One of the most confusing performance metrics in vCenter server is the CPU “Ready” metric. Part of the reason is that this metrics shows up as a “Summation in milliseconds”. In additional to that the threshold changes depending if you are looking at “Real-time”, “Past day”, “Past Week”, “Past Month” or “Past Year”. What this means is that if you are seeing a 2000 millisecond summation for the CPU “Ready” per vCPU in Real Time it indicates an issue, the equivalent for “Past day” view would be 30,000.
Ready – If value per vCPU is above 10% the VM will start to see a performance degradation
Quick Reference guide (Ready value equivalent to 10% in ESXTop per vCPU)
RealTime: 2000
Past Day: 30,000
Past Week: 180,000
Past Month: 720,000
Past Year: 8,640,000
Why does the threshold change for different views in vCenter?
When you bring up the “RealTime” view for a CPU what you are looking at is one sample taken every 20 seconds. When you are looking at “Past Day” view it’s one sample time taken every 5 minutes, past week 30 min and so on. This sample time duration changes how the CPU “Ready summation” gets reported and we need to apply some math to get an equivalent %RDY for different views.
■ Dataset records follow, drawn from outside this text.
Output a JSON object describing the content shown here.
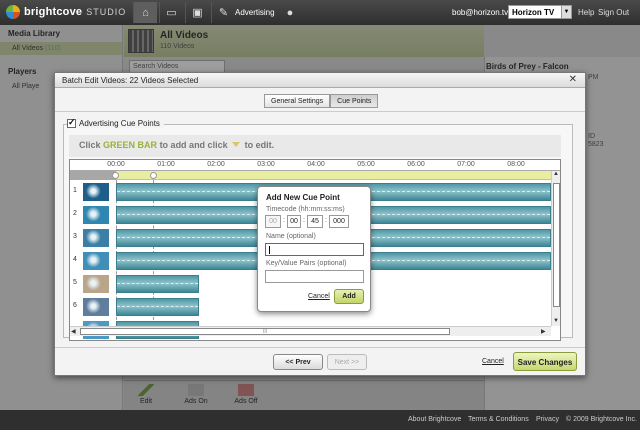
{
  "app": {
    "brand": "brightcove",
    "product": "STUDIO",
    "nav_advertising": "Advertising",
    "user_email": "bob@horizon.tv",
    "account": "Horizon TV",
    "help": "Help",
    "sign_out": "Sign Out"
  },
  "sidebar": {
    "media_library": "Media Library",
    "all_videos": "All Videos",
    "all_videos_count": "(110)",
    "players": "Players",
    "all_players": "All Playe"
  },
  "main": {
    "title": "All Videos",
    "subtitle": "110 Videos",
    "search_placeholder": "Search Videos"
  },
  "right_panel": {
    "title": "Birds of Prey - Falcon",
    "frag1": "PM",
    "frag2": "ID",
    "frag3": "5823"
  },
  "bottom_toolbar": {
    "edit": "Edit",
    "ads_on": "Ads On",
    "ads_off": "Ads Off"
  },
  "footer": {
    "about": "About Brightcove",
    "terms": "Terms & Conditions",
    "privacy": "Privacy",
    "copyright": "© 2009 Brightcove Inc."
  },
  "dialog": {
    "title": "Batch Edit Videos: 22 Videos Selected",
    "close": "✕",
    "tabs": [
      "General Settings",
      "Cue Points"
    ],
    "active_tab": "Cue Points",
    "cue_points_label": "Advertising Cue Points",
    "instruction_pre": "Click",
    "instruction_green": "GREEN BAR",
    "instruction_mid": "to add and click",
    "instruction_post": "to edit.",
    "time_ticks": [
      "00:00",
      "01:00",
      "02:00",
      "03:00",
      "04:00",
      "05:00",
      "06:00",
      "07:00",
      "08:00"
    ],
    "rows": [
      {
        "num": "1",
        "thumb_color": "#1d5f8a",
        "clip_fraction": 1.0
      },
      {
        "num": "2",
        "thumb_color": "#2f86b0",
        "clip_fraction": 1.0
      },
      {
        "num": "3",
        "thumb_color": "#3b7fa4",
        "clip_fraction": 1.0
      },
      {
        "num": "4",
        "thumb_color": "#3f8fb8",
        "clip_fraction": 1.0
      },
      {
        "num": "5",
        "thumb_color": "#b9a58a",
        "clip_fraction": 0.19
      },
      {
        "num": "6",
        "thumb_color": "#5f7d9c",
        "clip_fraction": 0.19
      },
      {
        "num": "",
        "thumb_color": "#4a9ac6",
        "clip_fraction": 0.19
      }
    ],
    "prev": "<< Prev",
    "next": "Next >>",
    "cancel": "Cancel",
    "save": "Save Changes"
  },
  "popup": {
    "title": "Add New Cue Point",
    "timecode_label": "Timecode (hh:mm:ss:ms)",
    "timecode": [
      "00",
      "00",
      "45",
      "000"
    ],
    "name_label": "Name (optional)",
    "name_value": "",
    "kv_label": "Key/Value Pairs (optional)",
    "kv_value": "",
    "cancel": "Cancel",
    "add": "Add"
  },
  "colors": {
    "accent_green": "#96b23a",
    "clip_teal": "#4f97a6"
  }
}
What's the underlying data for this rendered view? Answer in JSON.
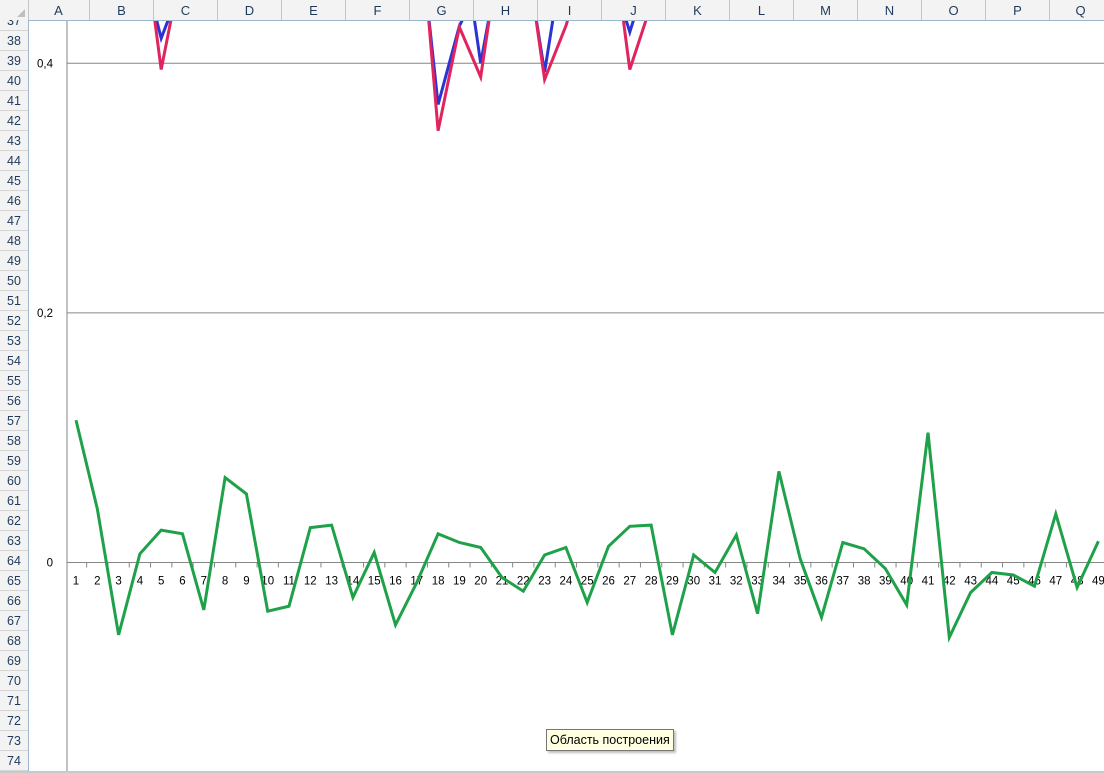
{
  "spreadsheet": {
    "columns": [
      "A",
      "B",
      "C",
      "D",
      "E",
      "F",
      "G",
      "H",
      "I",
      "J",
      "K",
      "L",
      "M",
      "N",
      "O",
      "P",
      "Q"
    ],
    "rows": [
      "37",
      "38",
      "39",
      "40",
      "41",
      "42",
      "43",
      "44",
      "45",
      "46",
      "47",
      "48",
      "49",
      "50",
      "51",
      "52",
      "53",
      "54",
      "55",
      "56",
      "57",
      "58",
      "59",
      "60",
      "61",
      "62",
      "63",
      "64",
      "65",
      "66",
      "67",
      "68",
      "69",
      "70",
      "71",
      "72",
      "73",
      "74"
    ]
  },
  "tooltip": {
    "text": "Область построения"
  },
  "chart_data": {
    "type": "line",
    "y_tick_labels": [
      "0,4",
      "0,2",
      "0"
    ],
    "y_ticks": [
      0.4,
      0.2,
      0
    ],
    "ylim": [
      -0.166,
      0.435
    ],
    "x": [
      1,
      2,
      3,
      4,
      5,
      6,
      7,
      8,
      9,
      10,
      11,
      12,
      13,
      14,
      15,
      16,
      17,
      18,
      19,
      20,
      21,
      22,
      23,
      24,
      25,
      26,
      27,
      28,
      29,
      30,
      31,
      32,
      33,
      34,
      35,
      36,
      37,
      38,
      39,
      40,
      41,
      42,
      43,
      44,
      45,
      46,
      47,
      48,
      49
    ],
    "series_colors": [
      "#1fa14a",
      "#2a34d4",
      "#e0245e"
    ],
    "series": [
      {
        "color": "#1fa14a",
        "values": [
          0.114,
          0.043,
          -0.058,
          0.007,
          0.026,
          0.023,
          -0.038,
          0.068,
          0.055,
          -0.039,
          -0.035,
          0.028,
          0.03,
          -0.028,
          0.008,
          -0.05,
          -0.016,
          0.023,
          0.016,
          0.012,
          -0.012,
          -0.023,
          0.006,
          0.012,
          -0.032,
          0.013,
          0.029,
          0.03,
          -0.058,
          0.006,
          -0.008,
          0.022,
          -0.041,
          0.073,
          0.003,
          -0.044,
          0.016,
          0.011,
          -0.005,
          -0.034,
          0.104,
          -0.06,
          -0.024,
          -0.008,
          -0.01,
          -0.019,
          0.039,
          -0.02,
          0.017
        ]
      },
      {
        "color": "#2a34d4",
        "points": [
          [
            4.6,
            0.447
          ],
          [
            5,
            0.42
          ],
          [
            5.6,
            0.447
          ],
          [
            17.5,
            0.447
          ],
          [
            18,
            0.367
          ],
          [
            19,
            0.43
          ],
          [
            19.5,
            0.447
          ],
          [
            19.6,
            0.447
          ],
          [
            20,
            0.4
          ],
          [
            20.5,
            0.447
          ],
          [
            22.5,
            0.447
          ],
          [
            23,
            0.393
          ],
          [
            23.5,
            0.447
          ],
          [
            26.6,
            0.447
          ],
          [
            27,
            0.425
          ],
          [
            27.4,
            0.447
          ]
        ]
      },
      {
        "color": "#e0245e",
        "points": [
          [
            4.6,
            0.447
          ],
          [
            5,
            0.395
          ],
          [
            5.6,
            0.447
          ],
          [
            17.5,
            0.447
          ],
          [
            18,
            0.346
          ],
          [
            19,
            0.429
          ],
          [
            20,
            0.389
          ],
          [
            20.5,
            0.447
          ],
          [
            22.5,
            0.447
          ],
          [
            23,
            0.387
          ],
          [
            24,
            0.43
          ],
          [
            24.3,
            0.447
          ],
          [
            26.6,
            0.447
          ],
          [
            27,
            0.395
          ],
          [
            28,
            0.447
          ],
          [
            47,
            0.443
          ],
          [
            47.05,
            0.447
          ]
        ]
      }
    ]
  }
}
When looking in ESXTop this metric gets reported in %RDY which is much simpler to interpret. The problem with ESXTop is that it only reports real-time stats. If a user complains that his application had a performance issue yesterday at 9PM you have to rely on vCenter server performance metrics to see if in fact the %RDY was high at that time and if we should blame the VMware environment for the slow down. There are a number of posts that discuss what this number should but the general consensus is that if a VM’s %RDY” metric is above 10% the VM will start to see a performance degradation.
Example:
When I look at the past day performance charts for one of the VM’s, vCenter reports 15,000 milliseconds for the CPU “Ready” metric. I know that past day takes a sample of the cpu every 5 minutes or 300 seconds or 300,000 milliseconds. All I want to know is if the value is good or bad, to find out you need to do some math. So for Past day the math would be (15,000/300,000)*100 = 5%, this number is ok for most applications and is below the 10% threshold per vCPU.
If a VM has 2vCPU’s then the above would mean that each vCPU is reporting 2.5% %RDY which is way below the 10% threshold per vCPU. So a threashold that would indicate an issue for a 2vCPU VM would be 20% %RDY in ESXtop.
vSphere client > Administration > vCenter server settings.
Thresholds per vCPU (10%)
RealTime: 2000
Past Day: 30,000
Past Week: 180,000
Past Month: 720,000
Past Year: 8,640,000
vCenter “Ready” metric (10% RDY Threasholds)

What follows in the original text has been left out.